Other options include:

  – Priority queuing assigns different priority levels to traffic according to traffic types or source and      destination addresses. Priority queuing does not allow any traffic of a lower priority to pass until      all packets of high priority have passed. This works very well in certain situations. For instance,      it has been very successfully implemented in Systems Network Architecture (SNA)      environments, which are very sensitive to delay.

  – Custom queuing provides a guaranteed level of bandwidth to each application, in the same way      that a time-division multiplexer (TDM) divides bandwidth among channels. The advantage of      custom queuing is that if a specific application is not using all the bandwidth it is allotted, other      applications can use it. This assures that mission-critical applications receive the bandwidth they      need to run efficiently, while other applications do not time out either.

This has been implemented especially effectively in applications where SNA leased lines have been replaced to provide guaranteed transmission times for very time-sensitive SNA traffic. What does “no bandwidth wasted” mean?Traffic loads are redirected when and if space becomes available. If there is space and there is traffic, the bandwidth is used.

Random Early Detection (RED)

Random Early Detection (RED) is a congestion avoidance mechanism designed for packet switched networks that aims to control the average queue size by indicating to the end hosts when they should temporarily stop sending packets. RED takes advantage of TCP’s congestion control mechanism. By randomly dropping packets prior to periods of high congestion, RED tells the packet source to decrease its transmission rate. 

Assuming the packet source is using TCP, it will decrease its transmission rate until all the packets reach their destination, indicating that the congestion is cleared. You can use RED as a way to cause TCP to back off traffic. TCP not only pauses, but it also restarts quickly and adapts its transmission rate to the rate that the network can support.

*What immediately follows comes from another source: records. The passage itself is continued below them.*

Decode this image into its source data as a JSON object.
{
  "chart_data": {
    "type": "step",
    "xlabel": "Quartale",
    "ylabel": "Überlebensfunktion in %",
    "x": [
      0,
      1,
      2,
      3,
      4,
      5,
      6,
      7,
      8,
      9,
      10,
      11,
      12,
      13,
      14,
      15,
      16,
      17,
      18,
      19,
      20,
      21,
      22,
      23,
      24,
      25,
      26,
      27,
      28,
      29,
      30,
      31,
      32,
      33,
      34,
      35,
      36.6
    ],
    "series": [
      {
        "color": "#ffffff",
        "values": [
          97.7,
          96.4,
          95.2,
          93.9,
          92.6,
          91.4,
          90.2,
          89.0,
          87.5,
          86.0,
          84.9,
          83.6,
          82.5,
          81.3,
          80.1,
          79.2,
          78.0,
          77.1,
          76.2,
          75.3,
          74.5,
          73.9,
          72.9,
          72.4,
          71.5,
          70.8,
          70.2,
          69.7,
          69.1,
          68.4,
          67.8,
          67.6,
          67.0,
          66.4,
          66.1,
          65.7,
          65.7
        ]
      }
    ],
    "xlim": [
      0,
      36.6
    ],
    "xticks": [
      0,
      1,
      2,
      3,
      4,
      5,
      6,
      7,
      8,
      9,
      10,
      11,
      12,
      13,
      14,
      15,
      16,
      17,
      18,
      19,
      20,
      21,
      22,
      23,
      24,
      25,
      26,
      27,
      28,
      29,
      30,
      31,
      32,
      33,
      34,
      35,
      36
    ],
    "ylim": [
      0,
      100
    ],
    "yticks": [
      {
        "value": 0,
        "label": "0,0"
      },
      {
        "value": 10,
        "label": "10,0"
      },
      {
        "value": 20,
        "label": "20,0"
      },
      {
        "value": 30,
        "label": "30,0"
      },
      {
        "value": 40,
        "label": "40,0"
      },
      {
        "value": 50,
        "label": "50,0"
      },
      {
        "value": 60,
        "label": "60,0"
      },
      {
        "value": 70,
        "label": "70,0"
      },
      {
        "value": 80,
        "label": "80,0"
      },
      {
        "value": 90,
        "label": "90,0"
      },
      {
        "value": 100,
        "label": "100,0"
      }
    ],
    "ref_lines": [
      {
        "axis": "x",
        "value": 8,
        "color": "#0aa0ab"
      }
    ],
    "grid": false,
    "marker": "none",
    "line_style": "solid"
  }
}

RED distributes losses in time and maintains normally low queue depth while absorbing spikes. When enabled on an interface, RED begins dropping packets when congestion occurs at a rate you select during configuration.

RED is recommended only for TCP/IP networks. RED is not recommended for protocols, such as AppleTalk or Novell Netware, that respond to dropped packets by retransmitting the packets at the same rate.